Haliburton's HAL analyst meeting, held in Houston the last couple of days, highlighted the company's recent successes but also that they are not standing still. Despite having a clear market leading franchise in North America, HAL is essentially “tearing up” the model in unconventional plays. Meanwhile, they are committing to growth internationally while closing the margin gap with Schlumberger SLB. Deutsche Bank believe HAL's leading market position in the US, increasing complexity and international growth leave it well positioned and rate it BUY.

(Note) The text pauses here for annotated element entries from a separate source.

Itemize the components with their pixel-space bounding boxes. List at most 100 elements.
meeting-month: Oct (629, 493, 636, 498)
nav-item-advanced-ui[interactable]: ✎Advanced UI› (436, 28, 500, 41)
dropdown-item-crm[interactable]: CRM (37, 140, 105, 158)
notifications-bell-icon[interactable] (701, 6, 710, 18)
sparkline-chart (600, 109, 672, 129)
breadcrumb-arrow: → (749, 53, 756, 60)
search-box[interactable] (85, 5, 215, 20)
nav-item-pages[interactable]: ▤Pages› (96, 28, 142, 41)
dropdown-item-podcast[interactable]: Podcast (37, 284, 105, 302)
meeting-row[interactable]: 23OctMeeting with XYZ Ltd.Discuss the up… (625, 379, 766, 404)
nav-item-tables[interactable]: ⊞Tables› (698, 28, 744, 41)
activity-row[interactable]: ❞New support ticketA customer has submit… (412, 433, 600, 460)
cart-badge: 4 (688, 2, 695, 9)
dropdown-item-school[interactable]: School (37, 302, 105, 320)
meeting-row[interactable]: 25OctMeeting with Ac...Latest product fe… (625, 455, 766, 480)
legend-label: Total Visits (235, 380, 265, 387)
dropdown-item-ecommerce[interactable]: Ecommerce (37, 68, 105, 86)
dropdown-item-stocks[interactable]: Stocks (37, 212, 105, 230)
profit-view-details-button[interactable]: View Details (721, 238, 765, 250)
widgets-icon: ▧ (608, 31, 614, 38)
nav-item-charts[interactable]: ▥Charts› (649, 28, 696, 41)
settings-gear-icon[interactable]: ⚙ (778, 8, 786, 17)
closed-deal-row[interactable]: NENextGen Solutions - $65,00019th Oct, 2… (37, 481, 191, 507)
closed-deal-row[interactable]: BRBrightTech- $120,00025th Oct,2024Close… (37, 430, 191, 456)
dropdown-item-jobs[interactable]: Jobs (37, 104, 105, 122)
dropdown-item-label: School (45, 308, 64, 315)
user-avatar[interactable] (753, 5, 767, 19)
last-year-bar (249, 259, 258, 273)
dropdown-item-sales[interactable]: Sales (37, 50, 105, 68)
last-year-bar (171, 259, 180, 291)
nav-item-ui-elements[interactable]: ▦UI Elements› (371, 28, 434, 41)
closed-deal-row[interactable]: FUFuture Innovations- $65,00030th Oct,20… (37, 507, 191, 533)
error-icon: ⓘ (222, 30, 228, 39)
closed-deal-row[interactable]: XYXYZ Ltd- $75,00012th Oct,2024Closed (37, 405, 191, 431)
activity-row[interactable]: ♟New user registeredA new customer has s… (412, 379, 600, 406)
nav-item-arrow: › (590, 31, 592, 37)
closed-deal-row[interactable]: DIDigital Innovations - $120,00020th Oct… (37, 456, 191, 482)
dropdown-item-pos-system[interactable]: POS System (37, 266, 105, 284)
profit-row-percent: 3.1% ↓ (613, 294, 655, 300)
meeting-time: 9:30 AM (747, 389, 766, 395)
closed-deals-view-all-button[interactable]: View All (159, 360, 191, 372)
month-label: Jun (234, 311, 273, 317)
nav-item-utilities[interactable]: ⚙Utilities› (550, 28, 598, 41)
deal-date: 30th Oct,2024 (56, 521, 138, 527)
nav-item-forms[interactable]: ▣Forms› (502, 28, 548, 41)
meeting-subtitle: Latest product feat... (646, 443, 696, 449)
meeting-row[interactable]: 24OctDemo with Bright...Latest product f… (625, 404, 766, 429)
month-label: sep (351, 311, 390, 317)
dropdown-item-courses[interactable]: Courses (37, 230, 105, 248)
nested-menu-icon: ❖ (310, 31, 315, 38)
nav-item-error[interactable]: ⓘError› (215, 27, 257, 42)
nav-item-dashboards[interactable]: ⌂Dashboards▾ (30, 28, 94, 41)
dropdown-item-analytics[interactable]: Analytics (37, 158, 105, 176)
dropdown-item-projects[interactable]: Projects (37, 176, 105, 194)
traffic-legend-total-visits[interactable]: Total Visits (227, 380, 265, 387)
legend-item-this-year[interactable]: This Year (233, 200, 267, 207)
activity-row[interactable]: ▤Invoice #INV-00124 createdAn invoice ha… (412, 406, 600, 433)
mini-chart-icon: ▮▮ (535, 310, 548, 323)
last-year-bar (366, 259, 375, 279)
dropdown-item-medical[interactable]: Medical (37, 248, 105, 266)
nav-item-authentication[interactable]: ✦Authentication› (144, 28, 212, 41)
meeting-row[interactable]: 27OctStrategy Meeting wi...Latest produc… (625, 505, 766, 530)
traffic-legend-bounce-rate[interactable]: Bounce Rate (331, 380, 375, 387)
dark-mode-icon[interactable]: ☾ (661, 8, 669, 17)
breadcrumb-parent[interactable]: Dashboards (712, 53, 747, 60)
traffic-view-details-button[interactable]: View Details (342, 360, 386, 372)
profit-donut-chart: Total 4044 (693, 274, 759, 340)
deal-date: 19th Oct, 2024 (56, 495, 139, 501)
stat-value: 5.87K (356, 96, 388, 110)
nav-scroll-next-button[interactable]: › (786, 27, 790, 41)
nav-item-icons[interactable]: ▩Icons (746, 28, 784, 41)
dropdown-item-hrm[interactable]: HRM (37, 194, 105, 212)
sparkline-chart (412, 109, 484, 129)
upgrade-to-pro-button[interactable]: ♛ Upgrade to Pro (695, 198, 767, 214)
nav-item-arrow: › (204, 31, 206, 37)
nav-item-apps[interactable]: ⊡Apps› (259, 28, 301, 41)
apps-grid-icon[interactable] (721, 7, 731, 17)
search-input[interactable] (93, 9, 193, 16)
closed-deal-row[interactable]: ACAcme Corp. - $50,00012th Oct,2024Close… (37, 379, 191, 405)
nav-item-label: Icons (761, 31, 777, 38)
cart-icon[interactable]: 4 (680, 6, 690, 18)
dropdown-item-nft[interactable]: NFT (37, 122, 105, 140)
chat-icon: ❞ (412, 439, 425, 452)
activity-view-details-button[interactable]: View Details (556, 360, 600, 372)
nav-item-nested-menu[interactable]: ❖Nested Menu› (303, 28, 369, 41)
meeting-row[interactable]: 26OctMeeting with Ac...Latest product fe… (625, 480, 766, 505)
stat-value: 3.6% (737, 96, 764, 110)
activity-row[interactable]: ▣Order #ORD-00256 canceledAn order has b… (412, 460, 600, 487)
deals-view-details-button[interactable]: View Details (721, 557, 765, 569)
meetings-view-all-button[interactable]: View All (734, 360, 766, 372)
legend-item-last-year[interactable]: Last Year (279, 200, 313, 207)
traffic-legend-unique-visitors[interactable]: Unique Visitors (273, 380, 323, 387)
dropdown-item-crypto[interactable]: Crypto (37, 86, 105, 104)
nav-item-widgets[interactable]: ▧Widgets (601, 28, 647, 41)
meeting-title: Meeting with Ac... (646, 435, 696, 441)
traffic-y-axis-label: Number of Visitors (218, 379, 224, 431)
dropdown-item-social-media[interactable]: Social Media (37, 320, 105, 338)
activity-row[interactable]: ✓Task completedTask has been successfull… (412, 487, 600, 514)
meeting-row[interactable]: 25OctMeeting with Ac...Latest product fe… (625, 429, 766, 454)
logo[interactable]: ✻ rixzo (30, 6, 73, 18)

HAL hopes to grow internationally by leveraging their leadership in unconventional
plays in NA into the international markets where they are tracking/ pursuing over $15B in opportunities, a number that could grow to $35B in the next 10 years. Meanwhile in deepwater, HAL is committing to grow 25% faster than the market. HAL is also investing in under-served markets and pushing its technology, manufacturing and supply chain efforts into local markets. Overall, HAL is targeting international margins in the mid 20% range.
DB's $48 target price is based on 8.7x our 2011 EBITDA estimate which is the average forward EBITDA multiple for HAL since 1995. The primary risk to the thesis is uncertainty regarding the Deepwater Horizon GOM accident. Deterioration in natural gas fundamentals is another risk.